BrandBlack, an independent California-based company with big market aspirations, is fresh on the scene and looking to leave it’s mark in basketball footwear by constructing solid performance-focused sneakers for the hardwood.
The J. Crossover II, the second signature model for the Los Angeles Clippers’ Jamal Crawford was released late in 2014, seamlessly blending a futuristic approach to design and quality.
So, just how does the J. Crossover II perform on-court?
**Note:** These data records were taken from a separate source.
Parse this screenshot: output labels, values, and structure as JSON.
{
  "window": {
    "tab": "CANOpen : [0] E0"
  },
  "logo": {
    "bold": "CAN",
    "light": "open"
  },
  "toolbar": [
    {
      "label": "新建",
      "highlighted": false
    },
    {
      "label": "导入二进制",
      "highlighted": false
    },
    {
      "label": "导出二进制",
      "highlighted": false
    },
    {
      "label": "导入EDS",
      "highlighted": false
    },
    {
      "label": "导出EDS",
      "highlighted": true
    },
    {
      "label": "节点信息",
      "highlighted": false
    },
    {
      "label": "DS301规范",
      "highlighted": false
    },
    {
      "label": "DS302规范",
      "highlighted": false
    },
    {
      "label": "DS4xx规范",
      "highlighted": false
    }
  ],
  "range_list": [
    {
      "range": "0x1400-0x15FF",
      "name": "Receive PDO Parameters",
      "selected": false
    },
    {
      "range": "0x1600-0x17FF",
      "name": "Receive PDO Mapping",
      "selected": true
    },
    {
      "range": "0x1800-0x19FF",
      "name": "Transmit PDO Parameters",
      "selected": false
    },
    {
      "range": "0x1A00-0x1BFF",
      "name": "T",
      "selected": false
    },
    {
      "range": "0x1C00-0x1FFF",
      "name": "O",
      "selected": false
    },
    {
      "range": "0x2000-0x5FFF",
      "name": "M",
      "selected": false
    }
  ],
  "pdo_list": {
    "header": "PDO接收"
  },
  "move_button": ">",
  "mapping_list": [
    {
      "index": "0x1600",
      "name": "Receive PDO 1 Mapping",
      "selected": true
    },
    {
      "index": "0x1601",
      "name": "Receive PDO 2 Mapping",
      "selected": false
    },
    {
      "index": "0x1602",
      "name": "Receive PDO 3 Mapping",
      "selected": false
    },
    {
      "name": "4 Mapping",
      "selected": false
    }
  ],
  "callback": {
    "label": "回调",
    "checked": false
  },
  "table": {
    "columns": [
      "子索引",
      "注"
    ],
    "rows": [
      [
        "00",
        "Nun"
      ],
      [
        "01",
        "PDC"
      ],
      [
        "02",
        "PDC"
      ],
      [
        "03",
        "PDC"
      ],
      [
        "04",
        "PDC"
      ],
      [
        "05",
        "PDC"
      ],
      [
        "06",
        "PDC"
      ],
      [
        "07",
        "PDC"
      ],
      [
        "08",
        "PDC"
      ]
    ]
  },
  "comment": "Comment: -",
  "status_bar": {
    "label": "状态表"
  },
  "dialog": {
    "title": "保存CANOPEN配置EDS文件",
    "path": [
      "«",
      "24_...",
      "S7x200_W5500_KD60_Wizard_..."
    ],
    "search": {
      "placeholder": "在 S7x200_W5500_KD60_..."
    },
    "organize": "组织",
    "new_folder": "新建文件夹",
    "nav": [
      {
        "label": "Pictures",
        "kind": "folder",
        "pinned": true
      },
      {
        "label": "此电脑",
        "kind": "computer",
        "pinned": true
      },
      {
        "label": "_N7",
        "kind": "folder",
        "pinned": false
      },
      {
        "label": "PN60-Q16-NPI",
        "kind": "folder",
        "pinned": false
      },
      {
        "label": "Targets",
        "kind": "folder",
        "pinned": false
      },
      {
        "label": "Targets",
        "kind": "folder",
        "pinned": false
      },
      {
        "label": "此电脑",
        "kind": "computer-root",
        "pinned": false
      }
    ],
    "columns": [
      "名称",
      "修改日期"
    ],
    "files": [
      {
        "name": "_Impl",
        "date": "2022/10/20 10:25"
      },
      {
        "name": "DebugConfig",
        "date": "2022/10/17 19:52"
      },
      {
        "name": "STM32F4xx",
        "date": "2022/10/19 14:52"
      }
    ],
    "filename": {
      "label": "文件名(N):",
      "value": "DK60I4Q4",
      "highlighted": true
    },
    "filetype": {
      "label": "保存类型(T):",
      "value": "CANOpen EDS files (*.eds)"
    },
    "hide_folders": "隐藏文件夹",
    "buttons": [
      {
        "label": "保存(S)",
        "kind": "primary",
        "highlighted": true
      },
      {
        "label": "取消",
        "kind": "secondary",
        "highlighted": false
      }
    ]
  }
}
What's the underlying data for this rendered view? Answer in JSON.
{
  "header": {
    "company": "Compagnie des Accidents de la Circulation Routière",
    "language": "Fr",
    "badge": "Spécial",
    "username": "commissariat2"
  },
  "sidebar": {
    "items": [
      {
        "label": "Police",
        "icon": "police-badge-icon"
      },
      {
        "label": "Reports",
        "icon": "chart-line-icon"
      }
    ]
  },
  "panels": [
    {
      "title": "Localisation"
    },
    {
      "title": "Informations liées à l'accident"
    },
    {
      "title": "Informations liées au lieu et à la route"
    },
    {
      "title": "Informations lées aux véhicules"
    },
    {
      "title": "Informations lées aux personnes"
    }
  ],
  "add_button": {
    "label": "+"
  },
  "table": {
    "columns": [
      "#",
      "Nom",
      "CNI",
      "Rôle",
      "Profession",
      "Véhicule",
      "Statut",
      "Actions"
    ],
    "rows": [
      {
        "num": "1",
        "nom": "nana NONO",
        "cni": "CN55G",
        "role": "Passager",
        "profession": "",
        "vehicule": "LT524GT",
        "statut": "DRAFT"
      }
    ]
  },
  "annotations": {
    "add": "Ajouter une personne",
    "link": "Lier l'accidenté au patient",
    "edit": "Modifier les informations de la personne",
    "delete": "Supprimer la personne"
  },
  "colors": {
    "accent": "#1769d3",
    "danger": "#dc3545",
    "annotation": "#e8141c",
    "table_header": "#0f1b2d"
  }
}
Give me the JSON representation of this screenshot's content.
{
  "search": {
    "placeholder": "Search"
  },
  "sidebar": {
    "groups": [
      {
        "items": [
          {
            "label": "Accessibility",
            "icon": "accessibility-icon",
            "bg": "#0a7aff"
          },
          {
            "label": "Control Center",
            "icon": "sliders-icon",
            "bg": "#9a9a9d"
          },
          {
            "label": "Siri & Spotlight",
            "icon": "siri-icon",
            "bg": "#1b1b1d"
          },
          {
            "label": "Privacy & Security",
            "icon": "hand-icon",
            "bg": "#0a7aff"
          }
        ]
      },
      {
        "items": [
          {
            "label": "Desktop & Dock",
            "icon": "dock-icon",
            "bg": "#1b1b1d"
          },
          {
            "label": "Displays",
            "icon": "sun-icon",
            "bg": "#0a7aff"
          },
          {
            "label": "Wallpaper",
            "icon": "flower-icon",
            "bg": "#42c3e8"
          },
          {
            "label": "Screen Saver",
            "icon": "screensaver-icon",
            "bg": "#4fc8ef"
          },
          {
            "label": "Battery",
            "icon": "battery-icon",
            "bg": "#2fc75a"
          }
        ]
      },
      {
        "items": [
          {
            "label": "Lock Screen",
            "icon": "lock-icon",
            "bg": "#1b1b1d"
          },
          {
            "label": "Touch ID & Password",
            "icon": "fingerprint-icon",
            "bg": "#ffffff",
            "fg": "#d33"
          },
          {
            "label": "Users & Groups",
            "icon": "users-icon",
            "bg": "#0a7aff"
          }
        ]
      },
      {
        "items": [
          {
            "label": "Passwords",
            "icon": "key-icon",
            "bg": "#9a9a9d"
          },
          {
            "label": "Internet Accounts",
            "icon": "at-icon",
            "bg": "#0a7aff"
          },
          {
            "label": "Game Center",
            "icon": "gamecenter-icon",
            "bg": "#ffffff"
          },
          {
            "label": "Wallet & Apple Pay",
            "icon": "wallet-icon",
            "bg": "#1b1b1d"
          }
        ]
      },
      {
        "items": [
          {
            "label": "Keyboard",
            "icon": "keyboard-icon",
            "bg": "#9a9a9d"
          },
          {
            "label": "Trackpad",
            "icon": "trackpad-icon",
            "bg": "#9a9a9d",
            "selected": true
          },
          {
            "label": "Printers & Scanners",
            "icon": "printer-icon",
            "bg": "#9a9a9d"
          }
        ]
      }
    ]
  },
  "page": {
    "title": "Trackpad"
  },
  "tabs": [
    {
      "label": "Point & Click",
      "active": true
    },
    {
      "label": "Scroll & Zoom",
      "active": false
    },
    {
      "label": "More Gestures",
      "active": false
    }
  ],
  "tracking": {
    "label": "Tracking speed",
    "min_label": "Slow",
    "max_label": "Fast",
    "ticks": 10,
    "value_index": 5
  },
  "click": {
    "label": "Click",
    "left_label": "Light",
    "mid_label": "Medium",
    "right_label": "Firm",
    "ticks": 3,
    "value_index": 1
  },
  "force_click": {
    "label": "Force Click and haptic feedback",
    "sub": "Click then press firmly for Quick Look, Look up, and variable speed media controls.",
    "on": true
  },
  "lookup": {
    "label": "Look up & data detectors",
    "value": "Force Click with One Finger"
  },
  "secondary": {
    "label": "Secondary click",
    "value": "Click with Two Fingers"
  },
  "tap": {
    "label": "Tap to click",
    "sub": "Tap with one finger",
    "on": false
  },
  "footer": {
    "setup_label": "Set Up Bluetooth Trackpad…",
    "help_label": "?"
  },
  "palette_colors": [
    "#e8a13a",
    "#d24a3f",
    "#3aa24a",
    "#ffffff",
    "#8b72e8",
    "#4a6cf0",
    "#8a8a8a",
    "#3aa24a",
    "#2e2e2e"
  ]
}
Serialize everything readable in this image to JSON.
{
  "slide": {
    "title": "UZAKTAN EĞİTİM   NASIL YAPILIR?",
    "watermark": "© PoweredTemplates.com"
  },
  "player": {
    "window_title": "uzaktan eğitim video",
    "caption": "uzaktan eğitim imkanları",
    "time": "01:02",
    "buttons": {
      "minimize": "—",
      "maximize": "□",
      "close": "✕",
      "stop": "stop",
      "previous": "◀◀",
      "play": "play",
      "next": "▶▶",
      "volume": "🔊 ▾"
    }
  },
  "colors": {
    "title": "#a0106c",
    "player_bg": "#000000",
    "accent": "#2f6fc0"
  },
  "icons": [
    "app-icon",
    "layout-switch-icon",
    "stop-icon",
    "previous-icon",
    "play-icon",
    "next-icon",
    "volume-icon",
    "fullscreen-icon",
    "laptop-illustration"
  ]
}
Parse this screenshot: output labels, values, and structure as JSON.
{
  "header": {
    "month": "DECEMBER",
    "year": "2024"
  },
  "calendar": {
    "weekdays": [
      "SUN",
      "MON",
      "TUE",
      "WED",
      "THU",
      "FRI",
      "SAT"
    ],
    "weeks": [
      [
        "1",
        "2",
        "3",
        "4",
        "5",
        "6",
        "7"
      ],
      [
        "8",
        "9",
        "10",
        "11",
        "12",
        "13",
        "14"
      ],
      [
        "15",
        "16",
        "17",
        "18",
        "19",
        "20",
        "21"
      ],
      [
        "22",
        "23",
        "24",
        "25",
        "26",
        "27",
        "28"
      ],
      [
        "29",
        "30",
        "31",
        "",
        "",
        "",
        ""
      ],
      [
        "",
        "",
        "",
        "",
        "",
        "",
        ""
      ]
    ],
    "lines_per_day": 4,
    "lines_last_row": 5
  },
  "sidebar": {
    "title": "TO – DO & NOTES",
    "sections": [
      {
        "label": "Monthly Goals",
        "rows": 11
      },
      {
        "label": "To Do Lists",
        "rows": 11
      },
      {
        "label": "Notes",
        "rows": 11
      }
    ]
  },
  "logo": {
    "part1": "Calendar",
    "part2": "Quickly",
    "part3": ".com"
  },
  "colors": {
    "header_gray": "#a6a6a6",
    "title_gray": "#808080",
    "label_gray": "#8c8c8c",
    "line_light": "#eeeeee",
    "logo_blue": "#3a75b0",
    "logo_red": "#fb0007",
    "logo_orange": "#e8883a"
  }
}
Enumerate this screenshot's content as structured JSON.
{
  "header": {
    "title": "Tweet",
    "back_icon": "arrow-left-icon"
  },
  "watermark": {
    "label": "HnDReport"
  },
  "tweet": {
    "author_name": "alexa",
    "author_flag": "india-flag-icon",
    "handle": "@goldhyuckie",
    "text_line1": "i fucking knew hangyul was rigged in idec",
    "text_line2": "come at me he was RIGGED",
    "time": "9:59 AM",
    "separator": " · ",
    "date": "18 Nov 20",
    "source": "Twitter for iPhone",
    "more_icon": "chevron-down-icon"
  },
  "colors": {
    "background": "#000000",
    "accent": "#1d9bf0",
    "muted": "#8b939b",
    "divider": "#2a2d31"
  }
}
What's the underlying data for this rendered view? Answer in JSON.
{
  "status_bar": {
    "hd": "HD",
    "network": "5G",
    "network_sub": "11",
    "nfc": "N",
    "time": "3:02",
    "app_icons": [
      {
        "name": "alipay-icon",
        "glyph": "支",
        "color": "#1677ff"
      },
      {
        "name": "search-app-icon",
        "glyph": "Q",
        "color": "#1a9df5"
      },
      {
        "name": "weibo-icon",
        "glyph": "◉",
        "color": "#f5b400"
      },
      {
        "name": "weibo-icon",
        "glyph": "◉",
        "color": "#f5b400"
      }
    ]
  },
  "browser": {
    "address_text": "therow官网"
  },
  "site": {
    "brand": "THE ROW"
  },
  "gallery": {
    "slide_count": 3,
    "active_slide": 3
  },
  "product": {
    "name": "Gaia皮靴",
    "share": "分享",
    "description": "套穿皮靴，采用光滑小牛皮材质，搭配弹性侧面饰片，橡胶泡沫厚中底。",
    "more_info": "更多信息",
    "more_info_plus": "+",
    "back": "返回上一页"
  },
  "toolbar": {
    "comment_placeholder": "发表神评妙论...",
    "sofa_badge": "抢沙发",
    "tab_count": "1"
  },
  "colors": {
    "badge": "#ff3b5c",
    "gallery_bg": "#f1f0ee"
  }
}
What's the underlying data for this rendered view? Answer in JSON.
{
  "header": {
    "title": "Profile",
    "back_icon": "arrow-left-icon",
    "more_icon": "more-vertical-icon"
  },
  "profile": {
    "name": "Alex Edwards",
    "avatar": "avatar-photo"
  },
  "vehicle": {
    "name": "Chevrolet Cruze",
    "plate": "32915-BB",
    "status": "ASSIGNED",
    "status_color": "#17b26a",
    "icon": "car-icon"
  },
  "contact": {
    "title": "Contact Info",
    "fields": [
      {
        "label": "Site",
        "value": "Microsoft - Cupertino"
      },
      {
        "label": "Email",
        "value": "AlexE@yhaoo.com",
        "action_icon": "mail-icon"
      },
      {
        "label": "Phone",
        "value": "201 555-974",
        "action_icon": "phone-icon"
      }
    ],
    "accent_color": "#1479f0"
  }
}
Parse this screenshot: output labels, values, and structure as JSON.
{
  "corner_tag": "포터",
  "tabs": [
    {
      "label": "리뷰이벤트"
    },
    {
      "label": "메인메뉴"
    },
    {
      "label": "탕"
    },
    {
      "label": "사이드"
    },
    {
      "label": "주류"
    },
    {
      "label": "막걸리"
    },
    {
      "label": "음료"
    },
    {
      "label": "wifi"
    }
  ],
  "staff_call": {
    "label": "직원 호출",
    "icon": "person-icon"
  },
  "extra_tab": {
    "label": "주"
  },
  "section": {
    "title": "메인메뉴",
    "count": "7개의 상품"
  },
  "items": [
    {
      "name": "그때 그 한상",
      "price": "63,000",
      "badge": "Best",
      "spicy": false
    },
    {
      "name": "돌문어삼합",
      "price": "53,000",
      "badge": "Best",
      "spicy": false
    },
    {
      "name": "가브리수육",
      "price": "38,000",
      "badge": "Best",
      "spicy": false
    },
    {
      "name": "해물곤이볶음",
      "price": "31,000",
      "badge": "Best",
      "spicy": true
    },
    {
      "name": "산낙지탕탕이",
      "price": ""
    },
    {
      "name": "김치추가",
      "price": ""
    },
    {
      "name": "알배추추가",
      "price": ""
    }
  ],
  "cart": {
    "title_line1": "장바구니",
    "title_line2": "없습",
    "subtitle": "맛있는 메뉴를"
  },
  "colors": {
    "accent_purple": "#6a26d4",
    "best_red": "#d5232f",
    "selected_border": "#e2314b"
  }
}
Keep reading below to find out.
The J. Crossover runs true-to-size, so definitely make sure you get your regular size. The beauty of this shoe, much like the Air Jordan XX9, is the full woven upper from the forefoot to the midfoot areas. The woven upper requires no break-in time, and will mold to your foot after a few wears. Unlike shoes constructed from synthetic materials, there’s no tightness in any area of the shoe once you put them on. It really is a joy to wear.
The positives from the woven upper are negated slightly when it comes to durability, however. This is not a major issue for me – after all, we are playing basketball, no? With that being said, it’s not as if the materials will fall apart after only a couple of uses. I hooped in this for a couple of months and my pair only exhibited the usual wear-and-tear (mainly near the toe-box), but if you’re looking for longevity, then this pair will not last as long as a pair made from Fuse, or something of that nature.
Great all the way. Those of you who have played in the XX9 know what a woven upper is capable of support wise, and it’s applicable to the J. Crossover as well. There’s just enough glue holding the upper in place, while still allowing for a great range of motion – especially when cutting and making lateral movements.
The synthetic heel counter is perfectly fine, and the shoe does have an internal TPU unit which helps contain your heel – there’s no slipping or sliding when playing. I normally lace my shoes to the very top, but much like the Kyrie 1, I felt like I got a better range of motion by lacing them up the second-from-top eyelets.
Image via: KickSpotting
This is my favorite aspect of the J. Crossover, and in my opinion, it’s best attribute.This is where BrandBlack are at their innovating best. The traction pattern is unique and unconventional, but so, so good. It’s divided into three segments that look like blades. The pattern on the lateral and medial sides is designed for offensive moves (think Jamal Crawford’s deadly crossover), cutting and stopping on a dime.
The blades in the middle aid in sticking to the floor, perfect for when your running back on defense. I haven’t played with these outdoors, and I don’t feel like I would recommend it either. In addition, the only indoor usage these got were on pristine NCAA courts so there was no issue with collecting dust or continuous wiping of the soles.
As far as the cushioning, the shoe features what the company calls Jet Lon which is a full-length foam. It feels very similar to Jordan Brand’s Flight Plate tech, and even though it’s different to those shoes, it does provide a just as smooth transition from heel to forefoot. It’s very responsive right from the get-go.
I never had any blisters or sore feet when playing in these.
Ventilation on the shoe is pretty good – there’s mid-foot perforations on both the lateral and medial sides, along with perforated tongue as well.
Initially I didn’t know what to expect from the J. Crossover II. I wasn’t sure how an independent company could compete with the big dogs of the basketball footwear market, but Brand Black have really shown me something. I loved the J. Crossover II.
In my opinion, it would suit perimeter players better than a big man, but each to his own.
It’s definitely right up there in my top 3 shoes of the last three months to hoop in, and at $140 retail for a pair, it’s great value in comparison to the $220 you would pay for the Air Jordan XX9.